Since the government cracked down on Twitter last week, deep web traffic has jumped 64 percent.
Last year's protests, which helped precipitate the social media crackdown. Image: Wikimedia
After the Turkish government's initial attempt to "eradicate" Twitter was laughed away—use of the social network grew 138% after the ban was instated—Prime Minister Erdogan decided to double down. Instead of just ordering Turkey's internet service providers to block Twitter by changing the Domain Name Service, it has now commanded ISPs to block the IP addresses assigned to Twitter.
"This move essentially erases Twitter from the Internet within Turkey," Ars Technica explains, "at least to those people who don’t have access to SMS messaging, a foreign virtual private network or Web proxy service, or the Tor anonymizing network." So, Turks are making sure they're getting that access. Apps like HotSpot Shield and Tunnelbear that allow users to log on to out-of-state internet, are the most-downloaded in Turkey. And tens of thousands are embracing the dark web, too—ever since the ban was announced, there's been a boom in deep web usage.
The most popular dark web portal is Tor, and the number of users directly accessing the network jumped from 25,000 per day below the ban to well over 41,000 today, and the climb shows no sign of slowing. The numbers aren't staggering, but it's impressive growth: 64 percent in a matter of days.

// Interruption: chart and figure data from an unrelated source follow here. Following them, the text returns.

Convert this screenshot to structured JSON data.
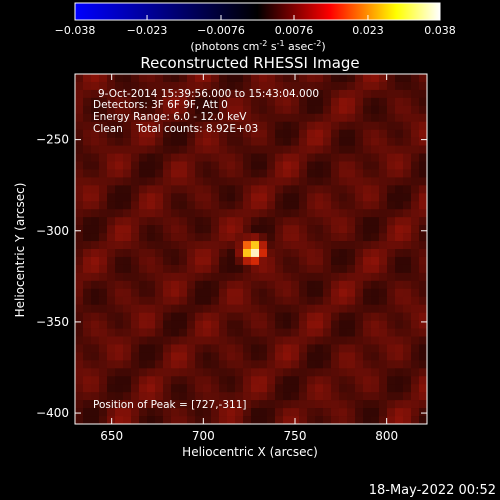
{
  "colors": {
    "background": "#000000",
    "foreground": "#ffffff",
    "colormap": [
      "#0000ff",
      "#000000",
      "#ff0000",
      "#ffff00",
      "#ffffff"
    ]
  },
  "colorbar": {
    "ticks": [
      "-0.038",
      "-0.023",
      "-0.0076",
      "0.0076",
      "0.023",
      "0.038"
    ],
    "range": [
      -0.038,
      0.038
    ],
    "unit_prefix": "(photons cm",
    "unit_sup1": "-2",
    "unit_mid": " s",
    "unit_sup2": "-1",
    "unit_mid2": " asec",
    "unit_sup3": "-2",
    "unit_suffix": ")"
  },
  "info_lines": [
    "9-Oct-2014 15:39:56.000 to 15:43:04.000",
    "Detectors: 3F 6F 9F, Att 0",
    "Energy Range: 6.0 - 12.0 keV",
    "Clean    Total counts: 8.92E+03"
  ],
  "peak_label": "Position of Peak = [727,-311]",
  "footer_date": "18-May-2022 00:52",
  "chart_data": {
    "type": "heatmap",
    "title": "Reconstructed RHESSI Image",
    "xlabel": "Heliocentric X (arcsec)",
    "ylabel": "Heliocentric Y (arcsec)",
    "xlim": [
      630,
      822
    ],
    "ylim": [
      -406,
      -214
    ],
    "xticks": [
      650,
      700,
      750,
      800
    ],
    "yticks": [
      -250,
      -300,
      -350,
      -400
    ],
    "xtick_labels": [
      "650",
      "700",
      "750",
      "800"
    ],
    "ytick_labels": [
      "−250",
      "−300",
      "−350",
      "−400"
    ],
    "peak": {
      "x": 727,
      "y": -311
    }
  }
}
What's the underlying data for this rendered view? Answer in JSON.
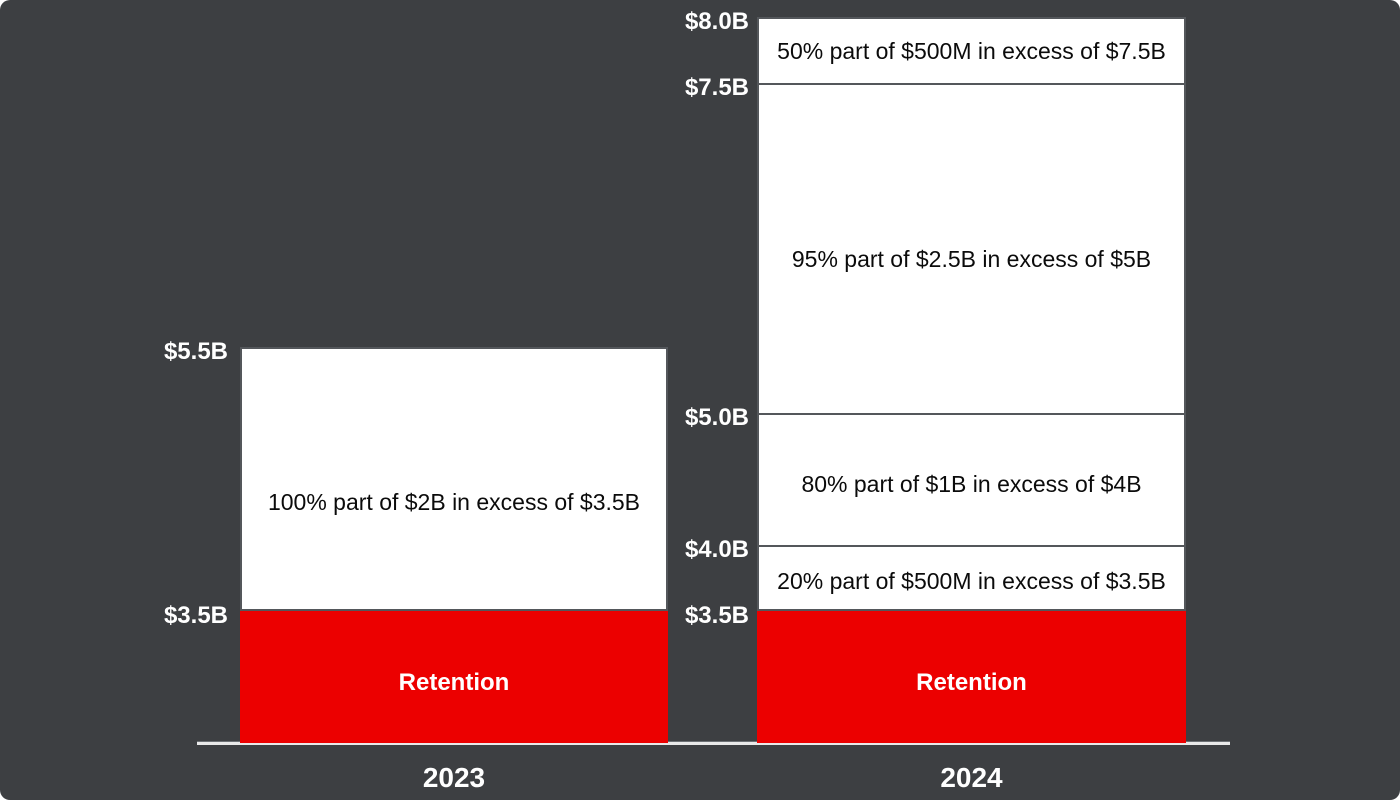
{
  "colors": {
    "background": "#3d3f42",
    "retention_red": "#ec0000",
    "band_white": "#ffffff",
    "band_border_gray": "#54575b",
    "axis_line": "#e9e9e9",
    "label_white": "#ffffff",
    "band_text_black": "#0b0b0b"
  },
  "chart_data": {
    "type": "bar",
    "stacked": true,
    "unit": "USD billions",
    "grid": false,
    "legend": false,
    "ylim": [
      2.5,
      8.0
    ],
    "categories": [
      "2023",
      "2024"
    ],
    "bars": [
      {
        "category": "2023",
        "total_label": "$5.5B",
        "ticks": [
          {
            "value": 5.5,
            "label": "$5.5B"
          },
          {
            "value": 3.5,
            "label": "$3.5B"
          }
        ],
        "segments": [
          {
            "from": 2.5,
            "to": 3.5,
            "fill": "red",
            "label": "Retention"
          },
          {
            "from": 3.5,
            "to": 5.5,
            "fill": "white",
            "label": "100% part of $2B in excess of $3.5B"
          }
        ]
      },
      {
        "category": "2024",
        "total_label": "$8.0B",
        "ticks": [
          {
            "value": 8.0,
            "label": "$8.0B"
          },
          {
            "value": 7.5,
            "label": "$7.5B"
          },
          {
            "value": 5.0,
            "label": "$5.0B"
          },
          {
            "value": 4.0,
            "label": "$4.0B"
          },
          {
            "value": 3.5,
            "label": "$3.5B"
          }
        ],
        "segments": [
          {
            "from": 2.5,
            "to": 3.5,
            "fill": "red",
            "label": "Retention"
          },
          {
            "from": 3.5,
            "to": 4.0,
            "fill": "white",
            "label": "20% part of $500M in excess of $3.5B"
          },
          {
            "from": 4.0,
            "to": 5.0,
            "fill": "white",
            "label": "80% part of $1B in excess of $4B"
          },
          {
            "from": 5.0,
            "to": 7.5,
            "fill": "white",
            "label": "95% part of $2.5B in excess of $5B"
          },
          {
            "from": 7.5,
            "to": 8.0,
            "fill": "white",
            "label": "50% part of $500M in excess of $7.5B"
          }
        ]
      }
    ]
  }
}
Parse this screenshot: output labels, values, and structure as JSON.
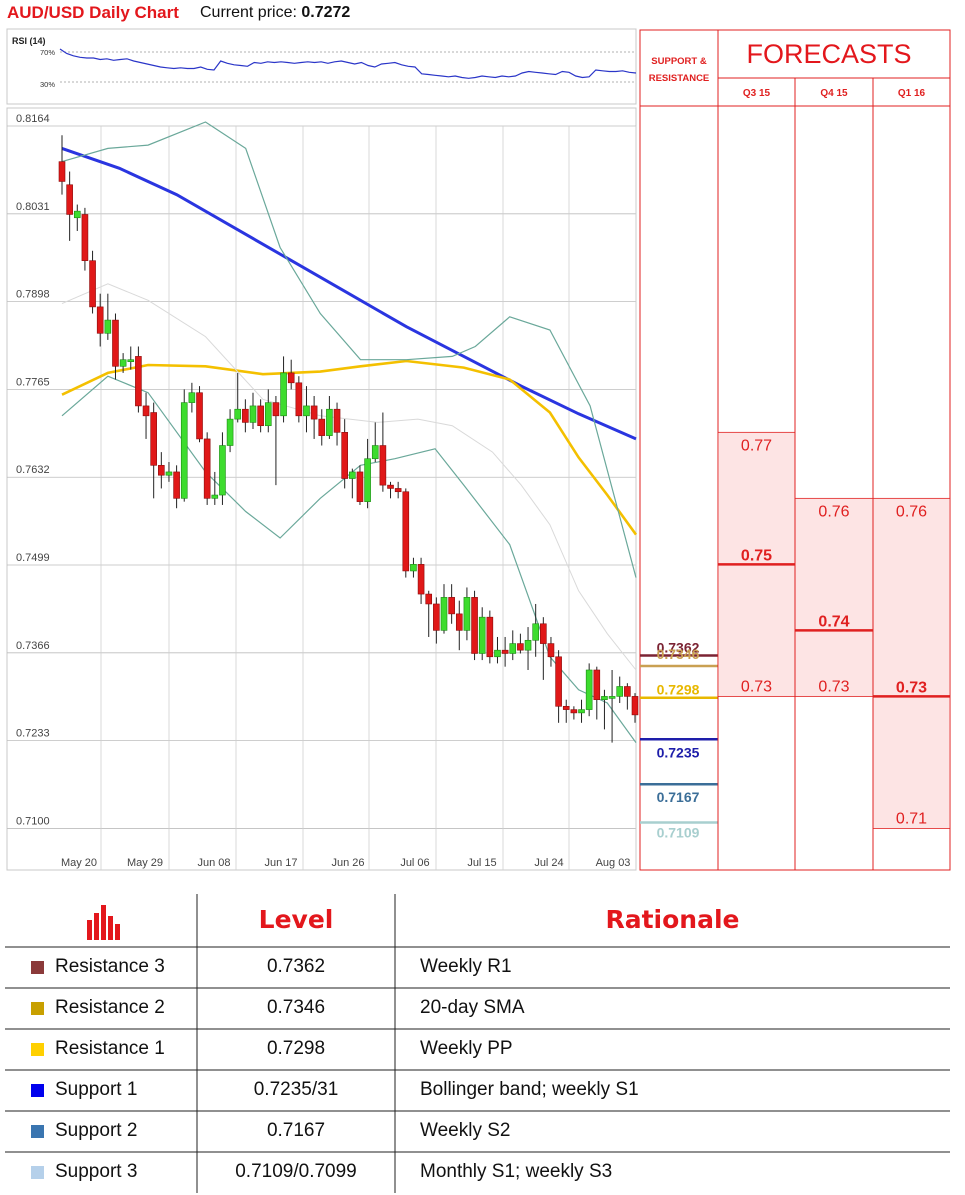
{
  "header": {
    "title": "AUD/USD Daily Chart",
    "price_label": "Current price:",
    "price_value": "0.7272"
  },
  "chart_data": [
    {
      "type": "line",
      "title": "RSI (14)",
      "y_ticks": [
        "70%",
        "30%"
      ],
      "ylim": [
        0,
        100
      ],
      "values": [
        74,
        68,
        65,
        63,
        62,
        62,
        60,
        61,
        59,
        60,
        61,
        58,
        56,
        54,
        52,
        50,
        49,
        48,
        49,
        48,
        48,
        50,
        47,
        46,
        58,
        55,
        53,
        52,
        51,
        56,
        55,
        57,
        56,
        57,
        56,
        55,
        56,
        57,
        56,
        57,
        55,
        57,
        58,
        56,
        54,
        56,
        52,
        50,
        54,
        55,
        56,
        53,
        51,
        50,
        41,
        40,
        39,
        38,
        37,
        38,
        36,
        35,
        36,
        38,
        37,
        36,
        38,
        37,
        38,
        42,
        44,
        43,
        42,
        41,
        40,
        44,
        43,
        38,
        36,
        37,
        46,
        45,
        44,
        44,
        45,
        43,
        42
      ]
    },
    {
      "type": "candlestick",
      "title": "AUD/USD Daily Chart",
      "y_ticks": [
        "0.8164",
        "0.8031",
        "0.7898",
        "0.7765",
        "0.7632",
        "0.7499",
        "0.7366",
        "0.7233",
        "0.7100"
      ],
      "ylim": [
        0.7034,
        0.8164
      ],
      "x_ticks": [
        "May 20",
        "May 29",
        "Jun 08",
        "Jun 17",
        "Jun 26",
        "Jul 06",
        "Jul 15",
        "Jul 24",
        "Aug 03"
      ],
      "candles": [
        [
          0.811,
          0.808,
          0.815,
          0.806
        ],
        [
          0.8075,
          0.803,
          0.8095,
          0.799
        ],
        [
          0.8025,
          0.8035,
          0.8045,
          0.8005
        ],
        [
          0.803,
          0.796,
          0.804,
          0.7945
        ],
        [
          0.796,
          0.789,
          0.7975,
          0.788
        ],
        [
          0.789,
          0.785,
          0.791,
          0.783
        ],
        [
          0.785,
          0.787,
          0.791,
          0.784
        ],
        [
          0.787,
          0.78,
          0.788,
          0.778
        ],
        [
          0.78,
          0.781,
          0.782,
          0.779
        ],
        [
          0.781,
          0.781,
          0.783,
          0.7795
        ],
        [
          0.7815,
          0.774,
          0.783,
          0.773
        ],
        [
          0.774,
          0.7725,
          0.776,
          0.769
        ],
        [
          0.773,
          0.765,
          0.7745,
          0.76
        ],
        [
          0.765,
          0.7635,
          0.767,
          0.7615
        ],
        [
          0.7635,
          0.764,
          0.7655,
          0.7625
        ],
        [
          0.764,
          0.76,
          0.765,
          0.7585
        ],
        [
          0.76,
          0.7745,
          0.7765,
          0.7595
        ],
        [
          0.7745,
          0.776,
          0.7775,
          0.773
        ],
        [
          0.776,
          0.769,
          0.777,
          0.7685
        ],
        [
          0.769,
          0.76,
          0.77,
          0.759
        ],
        [
          0.76,
          0.7605,
          0.764,
          0.759
        ],
        [
          0.7605,
          0.768,
          0.77,
          0.759
        ],
        [
          0.768,
          0.772,
          0.7735,
          0.767
        ],
        [
          0.772,
          0.7735,
          0.779,
          0.7715
        ],
        [
          0.7735,
          0.7715,
          0.775,
          0.77
        ],
        [
          0.7715,
          0.774,
          0.776,
          0.7705
        ],
        [
          0.774,
          0.771,
          0.775,
          0.77
        ],
        [
          0.771,
          0.7745,
          0.7765,
          0.77
        ],
        [
          0.7745,
          0.7725,
          0.7755,
          0.762
        ],
        [
          0.7725,
          0.779,
          0.7815,
          0.7715
        ],
        [
          0.779,
          0.7775,
          0.781,
          0.7765
        ],
        [
          0.7775,
          0.7725,
          0.7785,
          0.7715
        ],
        [
          0.7725,
          0.774,
          0.777,
          0.77
        ],
        [
          0.774,
          0.772,
          0.7755,
          0.769
        ],
        [
          0.772,
          0.7695,
          0.7735,
          0.768
        ],
        [
          0.7695,
          0.7735,
          0.7755,
          0.769
        ],
        [
          0.7735,
          0.77,
          0.7745,
          0.768
        ],
        [
          0.77,
          0.763,
          0.772,
          0.7615
        ],
        [
          0.763,
          0.764,
          0.7645,
          0.76
        ],
        [
          0.764,
          0.7595,
          0.765,
          0.759
        ],
        [
          0.7595,
          0.766,
          0.769,
          0.7585
        ],
        [
          0.766,
          0.768,
          0.7715,
          0.7655
        ],
        [
          0.768,
          0.762,
          0.773,
          0.761
        ],
        [
          0.762,
          0.7615,
          0.7625,
          0.76
        ],
        [
          0.7615,
          0.761,
          0.7625,
          0.76
        ],
        [
          0.761,
          0.749,
          0.7615,
          0.748
        ],
        [
          0.749,
          0.75,
          0.751,
          0.748
        ],
        [
          0.75,
          0.7455,
          0.751,
          0.744
        ],
        [
          0.7455,
          0.744,
          0.746,
          0.739
        ],
        [
          0.744,
          0.74,
          0.745,
          0.738
        ],
        [
          0.74,
          0.745,
          0.747,
          0.7395
        ],
        [
          0.745,
          0.7425,
          0.747,
          0.741
        ],
        [
          0.7425,
          0.74,
          0.7445,
          0.737
        ],
        [
          0.74,
          0.745,
          0.7465,
          0.7385
        ],
        [
          0.745,
          0.7365,
          0.746,
          0.7355
        ],
        [
          0.7365,
          0.742,
          0.7435,
          0.7355
        ],
        [
          0.742,
          0.736,
          0.743,
          0.735
        ],
        [
          0.736,
          0.737,
          0.739,
          0.735
        ],
        [
          0.737,
          0.7365,
          0.739,
          0.7345
        ],
        [
          0.7365,
          0.738,
          0.74,
          0.7355
        ],
        [
          0.738,
          0.737,
          0.7395,
          0.7365
        ],
        [
          0.737,
          0.7385,
          0.7405,
          0.734
        ],
        [
          0.7385,
          0.741,
          0.744,
          0.736
        ],
        [
          0.741,
          0.738,
          0.742,
          0.7325
        ],
        [
          0.738,
          0.736,
          0.739,
          0.7345
        ],
        [
          0.736,
          0.7285,
          0.737,
          0.726
        ],
        [
          0.7285,
          0.728,
          0.7295,
          0.726
        ],
        [
          0.728,
          0.7275,
          0.7285,
          0.7265
        ],
        [
          0.7275,
          0.728,
          0.7295,
          0.726
        ],
        [
          0.728,
          0.734,
          0.735,
          0.727
        ],
        [
          0.734,
          0.7295,
          0.7345,
          0.7265
        ],
        [
          0.7295,
          0.73,
          0.731,
          0.725
        ],
        [
          0.73,
          0.73,
          0.734,
          0.723
        ],
        [
          0.73,
          0.7315,
          0.733,
          0.729
        ],
        [
          0.7315,
          0.73,
          0.732,
          0.728
        ],
        [
          0.73,
          0.7272,
          0.7305,
          0.726
        ]
      ],
      "series": [
        {
          "color": "#2a35e0",
          "values": [
            [
              0,
              0.813
            ],
            [
              10,
              0.81
            ],
            [
              20,
              0.806
            ],
            [
              30,
              0.801
            ],
            [
              40,
              0.796
            ],
            [
              50,
              0.791
            ],
            [
              60,
              0.786
            ],
            [
              70,
              0.7815
            ],
            [
              80,
              0.777
            ],
            [
              90,
              0.7728
            ],
            [
              100,
              0.769
            ]
          ]
        },
        {
          "color": "#f4c000",
          "values": [
            [
              0,
              0.7757
            ],
            [
              8,
              0.779
            ],
            [
              15,
              0.7802
            ],
            [
              25,
              0.78
            ],
            [
              35,
              0.7788
            ],
            [
              45,
              0.7792
            ],
            [
              52,
              0.78
            ],
            [
              60,
              0.7808
            ],
            [
              70,
              0.7798
            ],
            [
              78,
              0.778
            ],
            [
              85,
              0.773
            ],
            [
              90,
              0.7662
            ],
            [
              95,
              0.7605
            ],
            [
              100,
              0.7545
            ]
          ]
        },
        {
          "color": "#6aa89a",
          "values": [
            [
              0,
              0.811
            ],
            [
              8,
              0.813
            ],
            [
              15,
              0.8135
            ],
            [
              25,
              0.817
            ],
            [
              32,
              0.813
            ],
            [
              38,
              0.798
            ],
            [
              45,
              0.788
            ],
            [
              52,
              0.781
            ],
            [
              60,
              0.781
            ],
            [
              68,
              0.7815
            ],
            [
              72,
              0.783
            ],
            [
              78,
              0.7875
            ],
            [
              85,
              0.7855
            ],
            [
              92,
              0.774
            ],
            [
              100,
              0.748
            ]
          ]
        },
        {
          "color": "#6aa89a",
          "values": [
            [
              0,
              0.7725
            ],
            [
              8,
              0.7785
            ],
            [
              15,
              0.776
            ],
            [
              25,
              0.764
            ],
            [
              32,
              0.758
            ],
            [
              38,
              0.754
            ],
            [
              45,
              0.76
            ],
            [
              52,
              0.765
            ],
            [
              58,
              0.766
            ],
            [
              65,
              0.7675
            ],
            [
              70,
              0.762
            ],
            [
              78,
              0.753
            ],
            [
              85,
              0.736
            ],
            [
              90,
              0.731
            ],
            [
              95,
              0.729
            ],
            [
              100,
              0.723
            ]
          ]
        },
        {
          "color": "#d9d9d9",
          "values": [
            [
              0,
              0.7895
            ],
            [
              8,
              0.7925
            ],
            [
              15,
              0.79
            ],
            [
              25,
              0.7845
            ],
            [
              35,
              0.775
            ],
            [
              45,
              0.7725
            ],
            [
              55,
              0.7715
            ],
            [
              62,
              0.772
            ],
            [
              68,
              0.771
            ],
            [
              75,
              0.767
            ],
            [
              80,
              0.762
            ],
            [
              85,
              0.756
            ],
            [
              90,
              0.746
            ],
            [
              95,
              0.7395
            ],
            [
              100,
              0.734
            ]
          ]
        }
      ]
    }
  ],
  "support_resistance": {
    "header": "SUPPORT & RESISTANCE",
    "levels": [
      {
        "name": "Resistance 3",
        "value": "0.7362",
        "color": "#7b2333",
        "level": 0.7362
      },
      {
        "name": "Resistance 2",
        "value": "0.7346",
        "color": "#c9a052",
        "level": 0.7346
      },
      {
        "name": "Resistance 1",
        "value": "0.7298",
        "color": "#e8b800",
        "level": 0.7298
      },
      {
        "name": "Support 1",
        "value": "0.7235",
        "color": "#1e1eaa",
        "level": 0.7235
      },
      {
        "name": "Support 2",
        "value": "0.7167",
        "color": "#3b6e98",
        "level": 0.7167
      },
      {
        "name": "Support 3",
        "value": "0.7109",
        "color": "#a8cfcf",
        "level": 0.7109
      }
    ]
  },
  "forecasts": {
    "title": "FORECASTS",
    "columns": [
      {
        "label": "Q3 15",
        "high": 0.77,
        "mid": 0.75,
        "low": 0.73,
        "high_label": "0.77",
        "mid_label": "0.75",
        "low_label": "0.73"
      },
      {
        "label": "Q4 15",
        "high": 0.76,
        "mid": 0.74,
        "low": 0.73,
        "high_label": "0.76",
        "mid_label": "0.74",
        "low_label": "0.73"
      },
      {
        "label": "Q1 16",
        "high": 0.76,
        "mid": 0.73,
        "low": 0.71,
        "high_label": "0.76",
        "mid_label": "0.73",
        "low_label": "0.71"
      }
    ]
  },
  "table": {
    "headers": [
      "Level",
      "Rationale"
    ],
    "icon": "bar-chart-icon",
    "rows": [
      {
        "name": "Resistance 3",
        "level": "0.7362",
        "rationale": "Weekly R1",
        "color": "#8b3a3a"
      },
      {
        "name": "Resistance 2",
        "level": "0.7346",
        "rationale": "20-day SMA",
        "color": "#c8a000"
      },
      {
        "name": "Resistance 1",
        "level": "0.7298",
        "rationale": "Weekly PP",
        "color": "#ffd000"
      },
      {
        "name": "Support 1",
        "level": "0.7235/31",
        "rationale": "Bollinger band; weekly S1",
        "color": "#0000ee"
      },
      {
        "name": "Support 2",
        "level": "0.7167",
        "rationale": "Weekly S2",
        "color": "#3a75b0"
      },
      {
        "name": "Support 3",
        "level": "0.7109/0.7099",
        "rationale": "Monthly S1; weekly S3",
        "color": "#b5d0ea"
      }
    ]
  }
}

The dark web is still best known for harboring hubs like the Silk Road; online drug bazaars and marketplaces for other illicit goods. But its proponents argued that it has less ambiguously beneficial and more revolutionary uses, too—like offering anonymous internet access to citizens' whose social media use has been banned by an autocratic regime. If Tor takes off in Turkey, it could become a more popular tool for organizers looking to fly below the radar in other internet-oppressed nations, too.